Meglio i vitigni autoctoni o quelli universali? E fra quest’ultimi quali scegliere? Seguire la tradizione o le mode? Ma chi comanda nel mondo vitivinicolo, l’enologo o il responsabile marketing?
Tutti interrogativi che negli ultimi anni percorrono il mondo del vino.
Prosecco e Pinot grigio in gran spolvero, a dar respiro a un settore importante, l’unico in agricoltura che sopravvive alla crisi post 2008, hanno calamitato l’interesse dei più; ma non per questo sono stati dimenticati gli ‘ultimi’ e, fra questi, il Pinot nero, varietà che merita un approfondimento, unitamente ai suoi due ‘figli’: il grigio e il bianco.

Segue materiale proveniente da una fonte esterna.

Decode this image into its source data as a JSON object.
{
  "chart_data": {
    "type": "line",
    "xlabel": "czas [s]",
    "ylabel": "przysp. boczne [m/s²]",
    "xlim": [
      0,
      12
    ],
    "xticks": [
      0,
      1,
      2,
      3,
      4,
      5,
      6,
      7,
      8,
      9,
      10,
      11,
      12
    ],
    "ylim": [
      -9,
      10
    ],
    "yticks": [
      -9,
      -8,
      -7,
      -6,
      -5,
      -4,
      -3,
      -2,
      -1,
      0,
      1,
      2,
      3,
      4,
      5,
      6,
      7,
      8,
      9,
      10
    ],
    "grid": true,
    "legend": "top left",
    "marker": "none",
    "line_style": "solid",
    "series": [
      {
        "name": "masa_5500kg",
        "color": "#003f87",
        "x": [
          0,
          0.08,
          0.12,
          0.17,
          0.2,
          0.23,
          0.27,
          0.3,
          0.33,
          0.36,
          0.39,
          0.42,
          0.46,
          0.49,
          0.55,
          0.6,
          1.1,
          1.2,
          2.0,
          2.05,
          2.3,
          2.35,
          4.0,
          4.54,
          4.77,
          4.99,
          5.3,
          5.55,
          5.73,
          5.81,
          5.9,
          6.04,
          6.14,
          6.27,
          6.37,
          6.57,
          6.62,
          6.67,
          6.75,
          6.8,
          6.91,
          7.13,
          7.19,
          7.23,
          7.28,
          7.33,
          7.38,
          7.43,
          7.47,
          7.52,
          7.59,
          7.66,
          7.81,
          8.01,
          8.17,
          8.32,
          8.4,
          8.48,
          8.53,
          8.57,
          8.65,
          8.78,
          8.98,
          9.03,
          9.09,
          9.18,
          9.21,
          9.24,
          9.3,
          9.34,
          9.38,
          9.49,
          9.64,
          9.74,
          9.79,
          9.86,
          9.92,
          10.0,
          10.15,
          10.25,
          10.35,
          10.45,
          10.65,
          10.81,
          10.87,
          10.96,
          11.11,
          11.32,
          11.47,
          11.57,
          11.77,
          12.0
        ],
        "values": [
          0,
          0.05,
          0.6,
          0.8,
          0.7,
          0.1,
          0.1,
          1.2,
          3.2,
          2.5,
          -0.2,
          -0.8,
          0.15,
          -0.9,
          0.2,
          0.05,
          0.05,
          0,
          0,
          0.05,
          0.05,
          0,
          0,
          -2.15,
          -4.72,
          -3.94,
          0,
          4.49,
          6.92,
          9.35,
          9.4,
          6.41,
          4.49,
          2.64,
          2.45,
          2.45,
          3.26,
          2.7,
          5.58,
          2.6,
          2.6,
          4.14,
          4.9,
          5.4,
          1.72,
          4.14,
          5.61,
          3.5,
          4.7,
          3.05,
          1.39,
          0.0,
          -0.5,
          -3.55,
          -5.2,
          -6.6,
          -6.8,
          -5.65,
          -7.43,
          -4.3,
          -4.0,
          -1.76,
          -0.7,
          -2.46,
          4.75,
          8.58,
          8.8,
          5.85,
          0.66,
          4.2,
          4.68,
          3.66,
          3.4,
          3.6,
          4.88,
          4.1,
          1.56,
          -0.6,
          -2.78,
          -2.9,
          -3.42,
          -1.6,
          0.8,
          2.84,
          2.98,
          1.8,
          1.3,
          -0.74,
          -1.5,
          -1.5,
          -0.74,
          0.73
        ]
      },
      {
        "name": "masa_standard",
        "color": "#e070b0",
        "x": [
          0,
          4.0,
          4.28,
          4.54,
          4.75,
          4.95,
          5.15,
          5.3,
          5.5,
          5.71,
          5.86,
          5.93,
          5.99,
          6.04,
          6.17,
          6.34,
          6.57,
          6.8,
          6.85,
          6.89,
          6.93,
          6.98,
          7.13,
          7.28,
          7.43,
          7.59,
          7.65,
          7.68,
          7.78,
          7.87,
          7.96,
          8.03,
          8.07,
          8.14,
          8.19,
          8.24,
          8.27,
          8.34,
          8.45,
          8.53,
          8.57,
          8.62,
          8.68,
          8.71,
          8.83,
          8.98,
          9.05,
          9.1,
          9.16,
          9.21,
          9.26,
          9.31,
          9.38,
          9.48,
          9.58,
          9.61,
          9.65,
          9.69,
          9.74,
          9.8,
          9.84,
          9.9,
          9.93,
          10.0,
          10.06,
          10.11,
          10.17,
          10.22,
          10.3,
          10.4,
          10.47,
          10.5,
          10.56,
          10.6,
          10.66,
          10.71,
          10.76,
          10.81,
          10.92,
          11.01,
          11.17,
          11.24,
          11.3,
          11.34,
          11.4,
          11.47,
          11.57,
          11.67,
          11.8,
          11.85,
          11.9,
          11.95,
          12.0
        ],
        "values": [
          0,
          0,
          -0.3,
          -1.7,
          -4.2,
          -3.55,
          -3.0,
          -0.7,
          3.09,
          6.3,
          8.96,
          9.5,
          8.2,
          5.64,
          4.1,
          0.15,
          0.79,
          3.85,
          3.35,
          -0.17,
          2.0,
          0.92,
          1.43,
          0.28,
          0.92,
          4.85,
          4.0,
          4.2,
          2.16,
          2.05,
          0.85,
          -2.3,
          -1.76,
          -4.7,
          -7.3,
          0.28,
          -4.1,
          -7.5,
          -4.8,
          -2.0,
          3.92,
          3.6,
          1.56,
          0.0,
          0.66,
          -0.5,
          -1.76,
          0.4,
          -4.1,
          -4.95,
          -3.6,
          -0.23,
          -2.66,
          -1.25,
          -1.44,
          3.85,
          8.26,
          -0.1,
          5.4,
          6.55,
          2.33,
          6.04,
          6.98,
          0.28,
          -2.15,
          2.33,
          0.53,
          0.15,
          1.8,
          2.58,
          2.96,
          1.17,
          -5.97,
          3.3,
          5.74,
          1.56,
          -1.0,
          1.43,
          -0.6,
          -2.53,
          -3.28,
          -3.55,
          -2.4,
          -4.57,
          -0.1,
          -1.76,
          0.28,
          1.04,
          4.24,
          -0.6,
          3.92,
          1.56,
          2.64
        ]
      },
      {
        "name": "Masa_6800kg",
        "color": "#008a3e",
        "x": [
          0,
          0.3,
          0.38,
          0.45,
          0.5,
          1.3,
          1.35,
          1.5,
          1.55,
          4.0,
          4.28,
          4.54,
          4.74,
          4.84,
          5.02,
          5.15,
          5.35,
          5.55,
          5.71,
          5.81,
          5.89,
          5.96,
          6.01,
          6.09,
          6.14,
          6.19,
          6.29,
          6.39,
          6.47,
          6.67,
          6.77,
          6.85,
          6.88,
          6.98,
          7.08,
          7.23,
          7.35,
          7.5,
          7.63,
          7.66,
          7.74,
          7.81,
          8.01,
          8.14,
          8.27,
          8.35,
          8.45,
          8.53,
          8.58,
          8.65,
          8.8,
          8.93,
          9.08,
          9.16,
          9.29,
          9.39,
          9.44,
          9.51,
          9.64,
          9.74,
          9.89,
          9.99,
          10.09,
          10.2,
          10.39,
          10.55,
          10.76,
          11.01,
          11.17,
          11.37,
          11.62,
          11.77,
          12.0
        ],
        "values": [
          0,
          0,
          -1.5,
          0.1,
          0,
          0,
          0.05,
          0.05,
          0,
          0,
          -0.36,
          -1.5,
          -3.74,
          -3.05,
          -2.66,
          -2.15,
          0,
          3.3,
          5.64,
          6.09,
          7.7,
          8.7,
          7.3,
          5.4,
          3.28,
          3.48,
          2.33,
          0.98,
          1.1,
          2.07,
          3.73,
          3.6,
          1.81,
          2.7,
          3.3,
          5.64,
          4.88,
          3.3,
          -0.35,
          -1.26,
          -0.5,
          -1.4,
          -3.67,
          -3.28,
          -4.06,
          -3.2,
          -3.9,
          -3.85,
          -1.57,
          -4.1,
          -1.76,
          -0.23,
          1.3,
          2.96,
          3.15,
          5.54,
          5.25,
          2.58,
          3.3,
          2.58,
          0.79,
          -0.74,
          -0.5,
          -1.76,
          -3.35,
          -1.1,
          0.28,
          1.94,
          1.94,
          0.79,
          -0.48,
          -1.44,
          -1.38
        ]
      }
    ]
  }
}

Arrivano i francesi e… anche la fillossera. L’origine è della Borgogna. Dopo la fine dell’800 da noi si è diffusa nel Nord Italia
L’impegno del mondo agricolo friulano per la creazione e il consolidamento di un sistema vivaistico viticolo post-fillosserico, dal 1888 in poi, forte e duraturo fu complementare a quello della ricerca nel settore vitivinicolo. Accanto a una consolidata base autoctona, che l’agronomo e l’enologo si avviavano progressivamente ad affinare nelle vigne e nelle cantine, cogliendone il meglio in termini di qualità, cresceva l’interesse per vitigni provenienti da altre regioni estere altamente vocate austriache, tedesche e soprattutto francesi.
Dedicheremo proprio a questi ultimi un particolare interesse ricordando che, molto probabilmente, la loro prima presenza nella nostra regione fu conseguenza delle nozze, il 15 febbraio 1868, fra il conte Teodoro de la Tour e la nobile Elvine Ritter de Zahoni, proprietaria della tenuta Villa Russiz di Capriva.
Il capofila genetico dei tre Pinot dovrebbe essere proprio il Pinot nero, splendida realtà di Borgogna che da noi ha avuto più fortuna nella versione bollicine, magari in compagnia con Chardonnay, che ferma.
Gli alto-atesini, per contro, tirano diritti per la loro strada e con tale vino sono protagonisti a livello mondiale nell’alta ristorazione.
Tuttavia anche in Friuli Venezia Giulia qualcosa sta cambiando, se è vero – come è vero – che proprio per la sua valorizzazione si è costituita lo scorso anno un’associazione ad hoc. Attualmente, comunque, non supera i 200 ettari complessivi.
Il Pinot bianco, splendido bianco secondo solo al Tocai friulano, fino a una decina di anni fa è stato brutalmente abbandonato per far posto prima al cugino Pinot grigio e poi, complici le frizzanti mode, al Prosecco da uve Glera. Ridotto a poco più di 500 ettari in regione è minima parte dei circa 24mila ettari di vigneto complessivi.
Tutto il contrario del Pinot grigio che continua a essere oggetto di richiesta prioritaria soprattutto estera.
Significativo che per tale varietà si siano unite la nostra regione al Veneto e al Trentino per dar vita al nuovo disciplinare Pinot grigio Doc delle Venezie. Complessivamente interessa più di 6.000 ettari, ovvero circa il 25% del Vigneto Friuli.